Lisa Boyne
Donald Trump's woes are continuing to mount as further sexual harassment claims have emerged, accusing him of looking up women's skirts in a restaurant in the 1990s.
Lisa Boyne, CEO of a health food company, claims that in the summer of 1996 she saw Trump make a series of women walk up and down a restaurant table so that he could announce whether they were wearing underwear.
'It was the most offensive scene I've ever been a part of,' Boyne told The Huffington Post Thursday. 'I wanted to get the heck out of there
According to Boyne, she and friend Sonja Tremont - better known today as Sonja Morgan of 'Real Housewives of New York' - had been invited to dinner in Manhattan with
Trump and late modelling agent John Casablancas.
Boyne, then 25, and Morgan were taken to the meal in Trump's limo, and had to endure his tales of the women he'd bedded on their way to the restaurant - complete with ratings of how attractive he found them.
But the evening got even more upsetting, she said, when they arrived.
The trio met with Casablancas at the restaurant to find that he had brought along five or six models.
The group were packed into a semicircular table with one man at each end.
That meant the women could not get out of their seats without either Casablancas or
Trump vacating their own. And they didn't, said Boyne.
Instead, any woman wanting to leave the table would have to get up and walk along it, at which point
Trump 'stuck his head right underneath their skirts' to examine their underwear.
He would then comment on whether they were wearing anything - and if not, what he thought of their genitals, Boyne said.
Boyne, who was working for IBM at the time according to her LinkedIn page, says she was not there as a model and
Trump made no passes at her - but did ask her to tell him which model he should sleep with.
Eventually, she says, she insisted the men allow her to stand. She says she called her roommate, who advised her to fake an illness and leave.

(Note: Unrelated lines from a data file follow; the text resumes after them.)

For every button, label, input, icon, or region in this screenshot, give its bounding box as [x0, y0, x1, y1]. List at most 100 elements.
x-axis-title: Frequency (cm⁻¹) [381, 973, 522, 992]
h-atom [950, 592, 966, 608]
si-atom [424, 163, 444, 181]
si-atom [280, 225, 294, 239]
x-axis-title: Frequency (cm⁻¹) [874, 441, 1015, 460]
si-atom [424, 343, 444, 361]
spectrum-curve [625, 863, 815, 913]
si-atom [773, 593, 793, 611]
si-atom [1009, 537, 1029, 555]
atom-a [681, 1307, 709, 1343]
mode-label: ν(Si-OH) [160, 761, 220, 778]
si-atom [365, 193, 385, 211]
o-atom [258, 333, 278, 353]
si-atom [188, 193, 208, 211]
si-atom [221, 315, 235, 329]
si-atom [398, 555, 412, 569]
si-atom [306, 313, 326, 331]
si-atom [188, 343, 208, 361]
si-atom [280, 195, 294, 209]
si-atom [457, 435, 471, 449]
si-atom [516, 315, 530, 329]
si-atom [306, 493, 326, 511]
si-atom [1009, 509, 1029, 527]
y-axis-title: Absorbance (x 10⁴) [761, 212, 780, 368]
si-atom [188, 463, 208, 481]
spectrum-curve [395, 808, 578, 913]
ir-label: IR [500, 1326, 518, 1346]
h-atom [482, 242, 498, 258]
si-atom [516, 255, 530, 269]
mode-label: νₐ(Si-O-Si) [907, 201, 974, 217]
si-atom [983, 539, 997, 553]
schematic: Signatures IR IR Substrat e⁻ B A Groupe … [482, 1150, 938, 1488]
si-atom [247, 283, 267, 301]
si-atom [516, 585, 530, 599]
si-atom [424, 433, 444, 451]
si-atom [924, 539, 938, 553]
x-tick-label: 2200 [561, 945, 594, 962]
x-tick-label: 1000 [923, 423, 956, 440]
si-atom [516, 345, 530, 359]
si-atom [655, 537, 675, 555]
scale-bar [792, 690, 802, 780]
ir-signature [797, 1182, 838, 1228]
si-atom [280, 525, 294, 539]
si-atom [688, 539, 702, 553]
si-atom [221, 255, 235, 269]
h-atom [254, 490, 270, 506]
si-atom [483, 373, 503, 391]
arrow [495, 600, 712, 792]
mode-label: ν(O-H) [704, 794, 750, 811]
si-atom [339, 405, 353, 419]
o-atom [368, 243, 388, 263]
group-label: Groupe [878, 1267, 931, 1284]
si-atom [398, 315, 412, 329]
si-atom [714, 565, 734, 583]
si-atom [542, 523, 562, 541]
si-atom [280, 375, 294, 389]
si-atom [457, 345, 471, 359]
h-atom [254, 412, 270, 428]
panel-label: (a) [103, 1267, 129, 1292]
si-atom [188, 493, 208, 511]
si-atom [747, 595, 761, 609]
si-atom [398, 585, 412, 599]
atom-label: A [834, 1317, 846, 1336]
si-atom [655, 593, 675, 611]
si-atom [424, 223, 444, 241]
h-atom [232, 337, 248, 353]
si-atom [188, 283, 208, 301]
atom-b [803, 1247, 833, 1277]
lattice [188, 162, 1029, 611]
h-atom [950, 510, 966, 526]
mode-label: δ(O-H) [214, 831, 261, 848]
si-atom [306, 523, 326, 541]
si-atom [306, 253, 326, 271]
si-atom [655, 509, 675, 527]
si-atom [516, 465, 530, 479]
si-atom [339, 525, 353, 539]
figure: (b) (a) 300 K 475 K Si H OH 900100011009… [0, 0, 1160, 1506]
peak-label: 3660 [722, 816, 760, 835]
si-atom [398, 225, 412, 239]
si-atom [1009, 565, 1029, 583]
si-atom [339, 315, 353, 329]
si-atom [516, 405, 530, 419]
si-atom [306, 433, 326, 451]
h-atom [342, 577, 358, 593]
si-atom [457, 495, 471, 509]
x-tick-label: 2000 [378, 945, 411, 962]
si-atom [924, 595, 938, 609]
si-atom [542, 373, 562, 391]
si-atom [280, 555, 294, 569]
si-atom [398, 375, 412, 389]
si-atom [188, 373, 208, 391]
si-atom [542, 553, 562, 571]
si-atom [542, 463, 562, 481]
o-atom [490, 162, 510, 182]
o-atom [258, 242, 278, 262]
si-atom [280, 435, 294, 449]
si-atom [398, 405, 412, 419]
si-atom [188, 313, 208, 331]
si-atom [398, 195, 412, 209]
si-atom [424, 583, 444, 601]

'I met lots of famous, influential wealthy people with Sonja, and none of them were ever as vulgar, as disgusting, as rude, as sexist (as
Trump), such a low excuse for a human being that I've ever met,' Boyne said.
When asked why she waited until now to voice her story, Boyne said she had a 'flashback' while reading a May New York Times story about
Trump's interactions with women.
And she claimed that she hoped joining the chorus of women speaking out against
Trump this week would give the stories 'legitimacy.'
A
Trump spokeswoman denied the whole story, telling The Huffington Post: '
Mr Trump never heard of this woman and would never do that.'
And while Morgan confirmed that the dinner did indeed take place - complete with
Trump and Casablancas's models - she said she didn't recall
Trump's alleged lechery.
'I don't remember any of that kind of behavior,' she told the Post. 'But I have been known to dance on tables.'
Boyne's roommate, Karen Beatrice, also said that while the meal did take place, she doesn't remember the phone call - and added that Boyne is 'a publicity seeker.'
She also said that when she met
Trump on another occasion he was 'gracious and charming.